I still love being a nurse. I gripe sometimes, but mostly it's about being short-staffed and the fact that cocaine and heroine don't make women sterile. They should. Sorry, I'm a NICU nurse. It would just make my job so much easier.
Keep finding things to treasure about your work. That will get you through the tough days and nights. If you ever start to hate being a nurse, take a good look around and make sure it isn't just the current job you hate.
Judy, I sure hope you didn't count right, as I'm a second-degree nurse. That would make you...oh, around retirement age right now.
I agree with you on the cocaine/heroin thing; I saw plenty o' that at PP. The other big gripe I have is that they don't let us have a margarita machine in the nurses' station. I ask you.

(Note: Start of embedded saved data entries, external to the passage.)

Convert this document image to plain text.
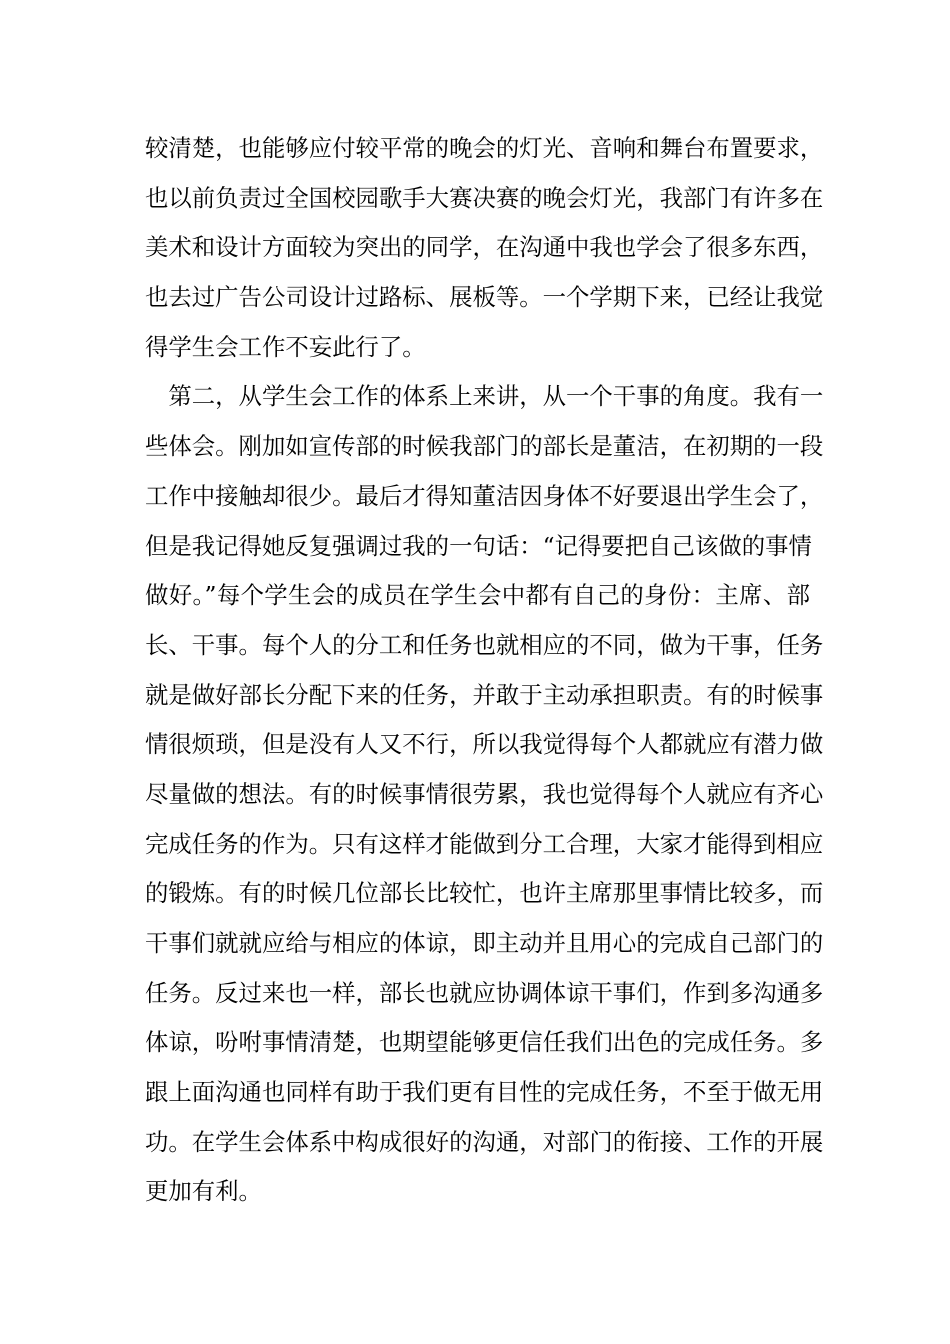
较清楚，也能够应付较平常的晚会的灯光、音响和舞台布置要求，
也以前负责过全国校园歌手大赛决赛的晚会灯光，我部门有许多在
美术和设计方面较为突出的同学，在沟通中我也学会了很多东西，
也去过广告公司设计过路标、展板等。一个学期下来，已经让我觉
得学生会工作不妄此行了。
　第二，从学生会工作的体系上来讲，从一个干事的角度。我有一
些体会。刚加如宣传部的时候我部门的部长是董洁，在初期的一段
工作中接触却很少。最后才得知董洁因身体不好要退出学生会了，
但是我记得她反复强调过我的一句话：“记得要把自己该做的事情
做好。”每个学生会的成员在学生会中都有自己的身份：主席、部
长、干事。每个人的分工和任务也就相应的不同，做为干事，任务
就是做好部长分配下来的任务，并敢于主动承担职责。有的时候事
情很烦琐，但是没有人又不行，所以我觉得每个人都就应有潜力做
尽量做的想法。有的时候事情很劳累，我也觉得每个人就应有齐心
完成任务的作为。只有这样才能做到分工合理，大家才能得到相应
的锻炼。有的时候几位部长比较忙，也许主席那里事情比较多，而
干事们就就应给与相应的体谅，即主动并且用心的完成自己部门的
任务。反过来也一样，部长也就应协调体谅干事们，作到多沟通多
体谅，吩咐事情清楚，也期望能够更信任我们出色的完成任务。多
跟上面沟通也同样有助于我们更有目性的完成任务，不至于做无用
功。在学生会体系中构成很好的沟通，对部门的衔接、工作的开展
更加有利。
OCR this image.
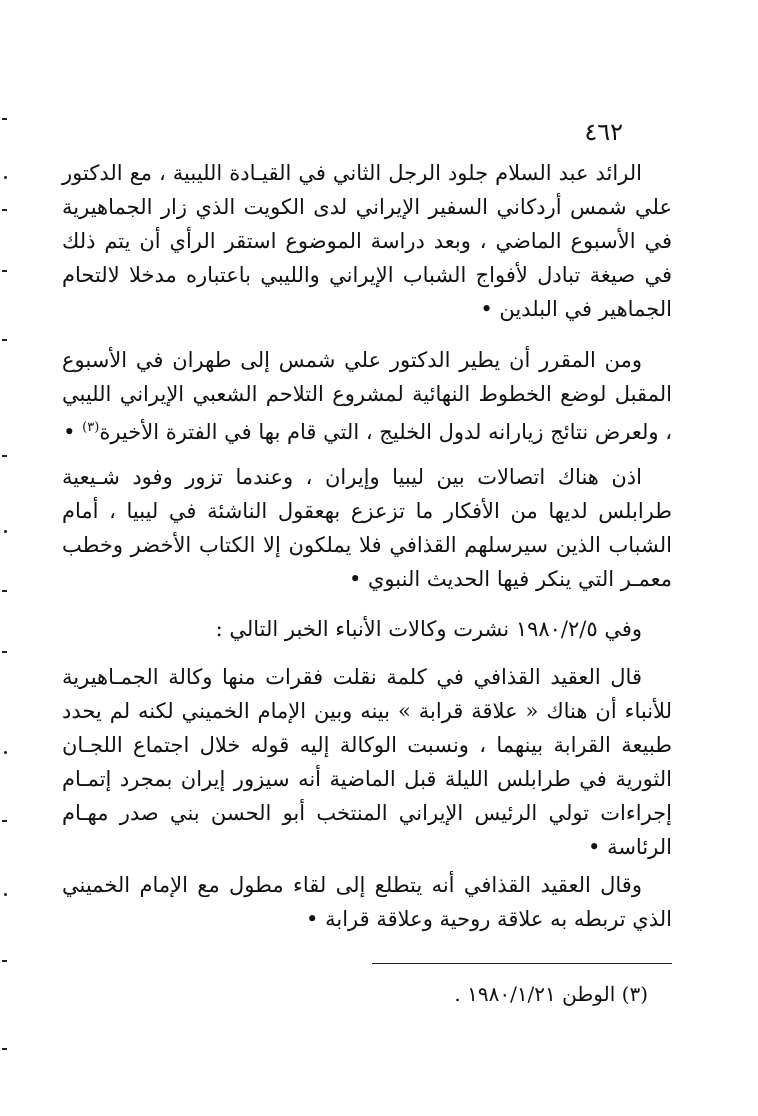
٤٦٢

الرائد عبد السلام جلود الرجل الثاني في القيـادة الليبية ، مع الدكتور علي شمس أردكاني السفير الإيراني لدى الكويت الذي زار الجماهيرية في الأسبوع الماضي ، وبعد دراسة الموضوع استقر الرأي أن يتم ذلك في صيغة تبادل لأفواج الشباب الإيراني والليبي باعتباره مدخلا لالتحام الجماهير في البلدين •

ومن المقرر أن يطير الدكتور علي شمس إلى طهران في الأسبوع المقبل لوضع الخطوط النهائية لمشروع التلاحم الشعبي الإيراني الليبي ، ولعرض نتائج زيارانه لدول الخليج ، التي قام بها في الفترة الأخيرة$^{(٣)}$ •

اذن هناك اتصالات بين ليبيا وإيران ، وعندما تزور وفود شـيعية طرابلس لديها من الأفكار ما تزعزع بهعقول الناشئة في ليبيا ، أمام الشباب الذين سيرسلهم القذافي فلا يملكون إلا الكتاب الأخضر وخطب معمـر التي ينكر فيها الحديث النبوي •

وفي ١٩٨٠/٢/٥ نشرت وكالات الأنباء الخبر التالي :

قال العقيد القذافي في كلمة نقلت فقرات منها وكالة الجمـاهيرية للأنباء أن هناك « علاقة قرابة » بينه وبين الإمام الخميني لكنه لم يحدد طبيعة القرابة بينهما ، ونسبت الوكالة إليه قوله خلال اجتماع اللجـان الثورية في طرابلس الليلة قبل الماضية أنه سيزور إيران بمجرد إتمـام إجراءات تولي الرئيس الإيراني المنتخب أبو الحسن بني صدر مهـام الرئاسة •

وقال العقيد القذافي أنه يتطلع إلى لقاء مطول مع الإمام الخميني الذي تربطه به علاقة روحية وعلاقة قرابة •

(٣) الوطن ١٩٨٠/١/٢١ .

"It's a fortunate person who falls into what they were born to do"
jo- i am an RN also although definitely a newbie - been on the floor for almost a year now...and yes. a few years ago if you'd told me THIS is what i'd be doing, i would have laughed. now i know that i am doing precisely what i am meant to be doing. and i love it. and i am grateful i fell into it, and that there ARE other folks who feel the same way about nursing! lots of love and luck to you and keep fostering a modern, positive nurse identity for those around you. we're NOT angels in white caps. we're a hell of a lot more than that.
I loved reading your post. I can really relate. After being an LPN for almost 12 years, I feel as though Nursing School was inevitable, it's the only career that I have ever wanted. I'm a junior now and I've survived a divorce during school and I'm raising two kids on my own, but I'm still hanging in there. My grades are good, but my stamina is lacking.
I thought I was the only one who could pick out a nurse in public... It's so funny!